A passagem para o século XXI
veio acompanhada de profundas e complexas transformações no modo de
produção capitalista. Uma delas – talvez a principal – resulta da
emergência da economia do conhecimento que passou a redefinir
categorias básicas como o capital, valor e trabalho. Esta última
categoria, aliás, termina por incorporar crescentemente o saber em
novas bases, o que torna antiquado os atuais sistemas de educação e
formação laboral.
Com a elevação das competências laborais e a possível ampliação da
expectativa de vida para próximo de 100 anos, expande-se a demanda pela
formação por toda a vida e rompe-se a lógica educacional do século
passado comprometida somente com as fases mais precoces da vida humana
(crianças, adolescentes e alguns jovens). Adiciona-se a isso o avanço da
sociedade pós-industrial focado na geração de postos de trabalho no
setor terciário das economias (trabalho imaterial), cuja natureza
formativa diverge da inserção e trajetória laboral contínua no interior
das atividades primárias e secundárias da produção (trabalho material).

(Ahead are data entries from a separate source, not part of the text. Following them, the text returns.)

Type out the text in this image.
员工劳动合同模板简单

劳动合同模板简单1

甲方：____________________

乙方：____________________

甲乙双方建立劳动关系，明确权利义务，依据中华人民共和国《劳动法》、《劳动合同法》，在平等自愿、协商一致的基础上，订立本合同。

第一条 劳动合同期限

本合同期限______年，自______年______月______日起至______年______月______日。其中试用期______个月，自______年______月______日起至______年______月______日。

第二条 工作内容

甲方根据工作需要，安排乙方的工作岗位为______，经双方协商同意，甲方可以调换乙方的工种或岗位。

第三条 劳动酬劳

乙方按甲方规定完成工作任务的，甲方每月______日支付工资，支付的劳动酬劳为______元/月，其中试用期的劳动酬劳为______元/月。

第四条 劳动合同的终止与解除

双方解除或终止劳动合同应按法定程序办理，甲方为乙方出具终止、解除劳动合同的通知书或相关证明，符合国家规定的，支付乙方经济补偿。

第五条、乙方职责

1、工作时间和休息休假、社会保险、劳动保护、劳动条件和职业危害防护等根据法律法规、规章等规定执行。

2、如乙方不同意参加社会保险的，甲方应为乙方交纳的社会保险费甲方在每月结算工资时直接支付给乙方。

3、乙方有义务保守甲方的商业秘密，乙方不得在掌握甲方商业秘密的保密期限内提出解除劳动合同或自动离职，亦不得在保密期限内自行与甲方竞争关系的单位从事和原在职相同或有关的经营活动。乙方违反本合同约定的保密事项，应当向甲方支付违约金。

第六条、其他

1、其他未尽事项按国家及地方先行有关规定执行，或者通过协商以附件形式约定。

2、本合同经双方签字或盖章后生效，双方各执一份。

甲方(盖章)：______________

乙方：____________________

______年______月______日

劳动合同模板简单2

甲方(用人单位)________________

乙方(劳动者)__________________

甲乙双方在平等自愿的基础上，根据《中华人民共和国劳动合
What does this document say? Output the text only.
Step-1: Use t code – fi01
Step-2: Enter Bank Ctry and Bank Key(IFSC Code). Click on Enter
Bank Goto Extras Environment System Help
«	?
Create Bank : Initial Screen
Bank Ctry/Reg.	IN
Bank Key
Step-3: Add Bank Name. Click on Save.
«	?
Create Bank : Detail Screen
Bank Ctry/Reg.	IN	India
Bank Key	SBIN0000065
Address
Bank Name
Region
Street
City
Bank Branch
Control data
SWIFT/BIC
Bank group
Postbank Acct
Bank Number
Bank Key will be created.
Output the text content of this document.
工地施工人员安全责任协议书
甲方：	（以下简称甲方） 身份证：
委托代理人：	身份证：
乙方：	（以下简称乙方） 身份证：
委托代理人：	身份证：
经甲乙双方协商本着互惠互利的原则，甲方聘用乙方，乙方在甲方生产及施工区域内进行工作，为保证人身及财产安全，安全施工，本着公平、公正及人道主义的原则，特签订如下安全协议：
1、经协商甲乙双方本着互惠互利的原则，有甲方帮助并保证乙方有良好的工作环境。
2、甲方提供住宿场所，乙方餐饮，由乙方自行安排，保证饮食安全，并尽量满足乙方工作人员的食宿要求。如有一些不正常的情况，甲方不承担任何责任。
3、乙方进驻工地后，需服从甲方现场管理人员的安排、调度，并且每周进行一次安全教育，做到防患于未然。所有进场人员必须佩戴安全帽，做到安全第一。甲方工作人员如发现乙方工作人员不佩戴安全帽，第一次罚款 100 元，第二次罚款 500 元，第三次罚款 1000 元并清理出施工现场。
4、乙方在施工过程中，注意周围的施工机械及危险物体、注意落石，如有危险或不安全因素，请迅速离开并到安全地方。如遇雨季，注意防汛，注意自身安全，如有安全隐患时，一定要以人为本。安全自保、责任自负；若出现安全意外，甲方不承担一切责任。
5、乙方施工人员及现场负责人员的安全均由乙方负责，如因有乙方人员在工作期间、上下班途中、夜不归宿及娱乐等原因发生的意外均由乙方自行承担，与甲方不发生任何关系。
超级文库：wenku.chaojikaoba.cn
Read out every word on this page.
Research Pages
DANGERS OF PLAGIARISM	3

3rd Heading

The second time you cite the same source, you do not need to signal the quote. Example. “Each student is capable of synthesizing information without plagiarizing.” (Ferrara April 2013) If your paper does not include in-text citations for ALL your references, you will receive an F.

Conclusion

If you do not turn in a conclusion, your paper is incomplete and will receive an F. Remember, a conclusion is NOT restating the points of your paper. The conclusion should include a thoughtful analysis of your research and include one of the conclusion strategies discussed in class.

Novas formas de organização da produção de bens e serviços extrapolam o exercício
laboral para além do exclusivo local de trabalho. Ou seja, a
realização crescente do trabalho imaterial em qualquer local
proporcionado pelo uso recorrente das tecnologias de comunicação e
informação inovadoras, capaz de manter o ser humano plugado no trabalho
heterônomo por “24 horas ao dia”.
Não obstante o avanço tecnológico gerador de ganhos importantes de
produtividade material e imaterial na sociedade pós-industrial, aumenta a
pressão por maior tempo de uso do trabalho para a sobrevivência.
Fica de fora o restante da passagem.